What does this sign mean?
If a substance is corrosive, it can eat through objects. Many scientists have to work with chemicals that are corrosive or otherwise dangerous. That's one reason that following safety precautions in the laboratory or field is very important.
(A) demonstrate safe practices during laboratory and field investigations, and;
(B) demonstrate an understanding of the use and conservation of resources and the proper disposal or recycling of materials.
1. Students will learn the meaning of standard safety symbols.
2. Students will learn standard safety practices within a biological laboratory.
Safety in the Life Sciences
There can be some very serious safety risks in scientific research. If researchers are not careful, they could poison themselves or contract a deadly illness. The kinds of risks that scientists face depend on the kind of research they perform. For example, a scientist working with bacteria in a laboratory faces different risks than a scientist studying the behavior of lions in Africa; but both scientists must still follow safety guidelines. Safety practices must be followed when working with the hazardous things such as parasites, radiation and radioactive materials, toxins, and wild animals. Also, carcinogens, which are chemicals that cause cancer; pathogens, which are disease-causing virus, bacteria or fungi; and teratogens, which are chemicals that cause deformities in developing embryos, are extremely hazardous. Extreme care must be used when working with these items as well. For example, scientists studying dangerous organisms such as Yersinia pestis, the cause of bubonic plague, use special equipment that helps keep the organism from escaping the lab.
A biohazard is any biological material that could make someone sick, including disease-causing organisms. Therefore, a used needle is a biohazard because it could harbor blood contaminated with a disease-causing organism. Bacteria grown in a laboratory are also biohazards if they could potentially cause disease.
Science laboratory safety and chemical hazard signs.
If you perform an experiment in your classroom, your teacher will explain how to be safe.
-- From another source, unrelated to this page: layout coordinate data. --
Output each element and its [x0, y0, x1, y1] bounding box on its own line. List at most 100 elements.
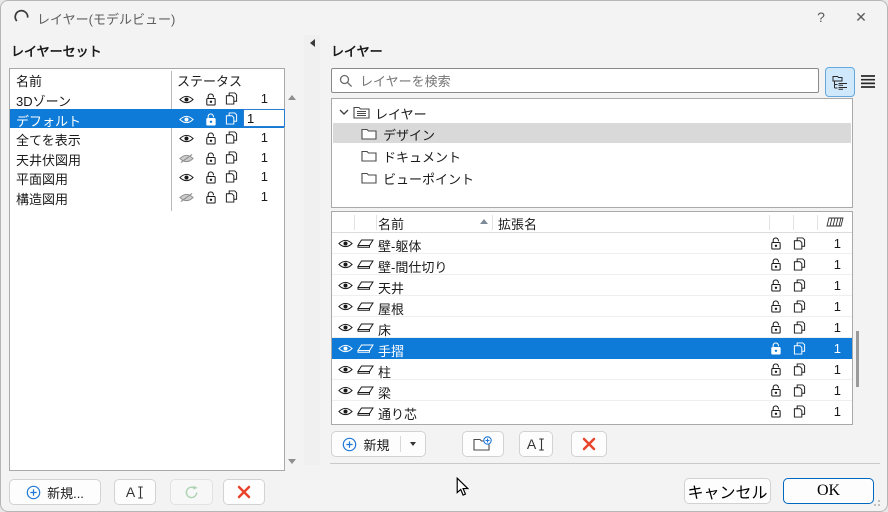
unlock-icon[interactable]: [204, 112, 217, 126]
intersection-number[interactable]: 1: [817, 278, 841, 293]
layer-set-row[interactable]: 平面図用 1: [10, 167, 284, 187]
resize-grip[interactable]: [870, 496, 881, 507]
delete-layer-set-button[interactable]: [223, 479, 265, 505]
column-header-status[interactable]: ステータス: [177, 71, 242, 90]
layer-set-row-selected[interactable]: デフォルト: [10, 109, 284, 129]
pages-icon[interactable]: [793, 300, 806, 313]
new-layer-button[interactable]: 新規: [332, 435, 400, 454]
intersection-number-edit[interactable]: [243, 109, 285, 127]
visible-eye-icon[interactable]: [179, 94, 194, 105]
column-header-name[interactable]: 名前: [378, 214, 404, 233]
intersection-number[interactable]: 1: [817, 383, 841, 398]
pages-icon[interactable]: [793, 237, 806, 250]
rename-layer-button[interactable]: A: [519, 431, 553, 457]
unlock-icon[interactable]: [204, 190, 217, 204]
layer-row[interactable]: 梁 1: [332, 380, 852, 401]
layer-row-selected[interactable]: 手摺 1: [332, 338, 852, 359]
sort-ascending-icon[interactable]: [480, 219, 488, 224]
search-input[interactable]: [358, 70, 812, 93]
intersection-group-column-icon[interactable]: [826, 217, 844, 227]
visible-eye-icon[interactable]: [179, 114, 194, 125]
layer-row[interactable]: 屋根 1: [332, 296, 852, 317]
pages-icon[interactable]: [793, 279, 806, 292]
layer-search-box[interactable]: [331, 68, 819, 93]
intersection-number[interactable]: 1: [248, 189, 268, 204]
layer-set-row[interactable]: 天井伏図用 1: [10, 148, 284, 168]
ok-button[interactable]: OK: [783, 478, 874, 504]
unlock-icon[interactable]: [769, 236, 782, 250]
tree-folder-row[interactable]: ビューポイント: [333, 167, 851, 187]
new-layer-set-button[interactable]: 新規...: [9, 479, 101, 505]
unlock-icon[interactable]: [769, 299, 782, 313]
tree-view-toggle[interactable]: [825, 67, 855, 97]
update-layer-set-button[interactable]: [170, 479, 213, 505]
unlock-icon[interactable]: [204, 92, 217, 106]
tree-folder-row-highlighted[interactable]: デザイン: [333, 123, 851, 143]
pages-icon[interactable]: [793, 363, 806, 376]
layer-row[interactable]: 通り芯 1: [332, 401, 852, 422]
panel-splitter[interactable]: [304, 35, 320, 465]
visible-eye-icon[interactable]: [338, 259, 353, 270]
intersection-number[interactable]: 1: [817, 404, 841, 419]
tree-folder-row[interactable]: ドキュメント: [333, 145, 851, 165]
pages-icon[interactable]: [793, 258, 806, 271]
intersection-number[interactable]: 1: [817, 236, 841, 251]
collapse-arrow-icon[interactable]: [310, 39, 315, 47]
intersection-number[interactable]: 1: [817, 341, 841, 356]
new-layer-split-button[interactable]: 新規: [331, 431, 426, 457]
layer-sets-scrollbar[interactable]: [284, 91, 300, 469]
pages-icon[interactable]: [225, 170, 238, 183]
cancel-button[interactable]: キャンセル: [684, 478, 771, 504]
pages-icon[interactable]: [225, 112, 238, 125]
scroll-up-arrow[interactable]: [288, 95, 296, 100]
pages-icon[interactable]: [225, 92, 238, 105]
layer-set-row[interactable]: 全てを表示 1: [10, 128, 284, 148]
unlock-icon[interactable]: [769, 404, 782, 418]
intersection-number[interactable]: 1: [817, 320, 841, 335]
chevron-down-icon[interactable]: [339, 109, 349, 115]
intersection-number[interactable]: 1: [248, 91, 268, 106]
visible-eye-icon[interactable]: [338, 301, 353, 312]
visible-eye-icon[interactable]: [179, 172, 194, 183]
visible-eye-icon[interactable]: [338, 280, 353, 291]
unlock-icon[interactable]: [204, 131, 217, 145]
close-button[interactable]: ✕: [845, 5, 877, 29]
layer-row[interactable]: 天井 1: [332, 275, 852, 296]
visible-eye-icon[interactable]: [338, 343, 353, 354]
scroll-down-arrow[interactable]: [288, 459, 296, 464]
layers-scrollbar-thumb[interactable]: [856, 331, 859, 387]
visible-eye-icon[interactable]: [338, 322, 353, 333]
pages-icon[interactable]: [225, 151, 238, 164]
visible-eye-icon[interactable]: [338, 406, 353, 417]
unlock-icon[interactable]: [769, 278, 782, 292]
intersection-number[interactable]: 1: [248, 169, 268, 184]
pages-icon[interactable]: [225, 131, 238, 144]
layer-row[interactable]: 柱 1: [332, 359, 852, 380]
delete-layer-button[interactable]: [571, 431, 607, 457]
layer-row[interactable]: 壁-躯体 1: [332, 233, 852, 254]
unlock-icon[interactable]: [769, 362, 782, 376]
intersection-number[interactable]: 1: [248, 130, 268, 145]
unlock-icon[interactable]: [769, 383, 782, 397]
unlock-icon[interactable]: [204, 170, 217, 184]
intersection-number[interactable]: 1: [817, 299, 841, 314]
hidden-eye-icon[interactable]: [179, 192, 194, 203]
intersection-number[interactable]: 1: [817, 257, 841, 272]
rename-layer-set-button[interactable]: A: [114, 479, 156, 505]
pages-icon[interactable]: [793, 405, 806, 418]
column-header-name[interactable]: 名前: [16, 71, 42, 90]
new-layer-dropdown[interactable]: [401, 442, 425, 446]
layer-row[interactable]: 床 1: [332, 317, 852, 338]
pages-icon[interactable]: [793, 321, 806, 334]
new-folder-button[interactable]: [462, 431, 504, 457]
titlebar[interactable]: レイヤー(モデルビュー) ? ✕: [1, 1, 888, 33]
intersection-number[interactable]: 1: [248, 150, 268, 165]
layer-row[interactable]: 壁-間仕切り 1: [332, 254, 852, 275]
help-button[interactable]: ?: [807, 5, 835, 29]
pages-icon[interactable]: [225, 190, 238, 203]
visible-eye-icon[interactable]: [338, 385, 353, 396]
unlock-icon[interactable]: [769, 320, 782, 334]
visible-eye-icon[interactable]: [338, 238, 353, 249]
column-header-extension[interactable]: 拡張名: [498, 214, 537, 233]
visible-eye-icon[interactable]: [179, 133, 194, 144]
Professional scientists follow safety rules as well, especially for the study of dangerous organisms, like the bacteria that cause bubonic plague (Figure below).
- Be sure to obey all safety guidelines given in lab instructions and by your teacher.
- Follow directions carefully.
- Tie back long hair.
- Wear closed toe shoes with flat heels and shirts with no hanging sleeves, hoods, or drawstrings.
- Use gloves, goggles, or safety aprons when instructed to do so.
- Broken glass should only be cleaned up with a dust pan and broom. Never touch broken glass with your bare hands.
- Never eat or drink anything in the science lab. Table tops and counters could have dangerous substances on them.
- Be sure to completely clean materials like test tubes and beakers. Leftover substances could interact with other substances in future experiments.
- If you are using flames or heat plates, be careful when you reach. Be sure your arms and hair are kept far away from heat.
- Alert your teacher immediately if anything out of the ordinary occurs. An accident report may be required if someone is hurt. Also, the teacher must know if any materials are damaged or discarded.
Scientists studying dangerous organisms such as Yersinia pestis, the cause of bubonic plague, use special equipment that helps keep the organism from escaping the lab.
Globally Harmonized System
Scientists and businesses around the world must follow regulations when handling chemicals. It is important to understand how to proper use and dispose of potentially hazardous wastes. The globally harmonized system details information required on chemical labels and information sheets. Visit the following link for more detail. https://www.youtube.com/watch?v=Hcbl5kSCUIA
Field Research Safety
Scientists who work outdoors--called field scientists--are also required to follow safety regulations. These safety regulations are designed to prevent harm to themselves, other humans, animals, and the environment. If scientists work outside the country, they are required to learn about and follow the laws and restrictions of the country in which they are doing research. For example, entomologists following monarch butterfly (Figure below) migrations between the United States and Mexico must follow regulations in both countries. Before biologists can study protected wildlife or plant species, they must apply for permission to do so. This is important to protect these fragile species. For example, if scientists collect rare butterflies, they must first get a permit. They must also be careful to not disturb the habitat.
A monarch butterfly.
- There are serious risks in scientific research, including carcinogens, biohazards, and toxins.
- You need to carefully follow all safety rules while working in the laboratory.
- biohazard: Any material that could carry disease.
- carcinogen: Chemical that can cause cancer.
- field scientist: Scientist that works outdoors.
- pathogen: Disease-causing agent, such as a bacterium, virus, fungus, or protozoan.
- teratogen: Chemical causing deformities in a developing embryo.
Use the resources below to answer the questions that follow.
- FSU Chemistry Lab Safety:
- Is applying cosmetics in a lab allowed?
- What should you do if there is an accident?
- How should you dispose of waste?
- Science Lab Safety Rules at http://www.youtube.com/watch?v=yclOrqEv7kw
- List five lab safety rules covered in the video.
- What kind of clothing should you wear in a science lab?
- What should you wear in a science lab that you would not wear usually outside a science lab?
- What is a biohazard?
- List three hazards found in scientific research.
- List three safety guidelines that you should follow in the laboratory.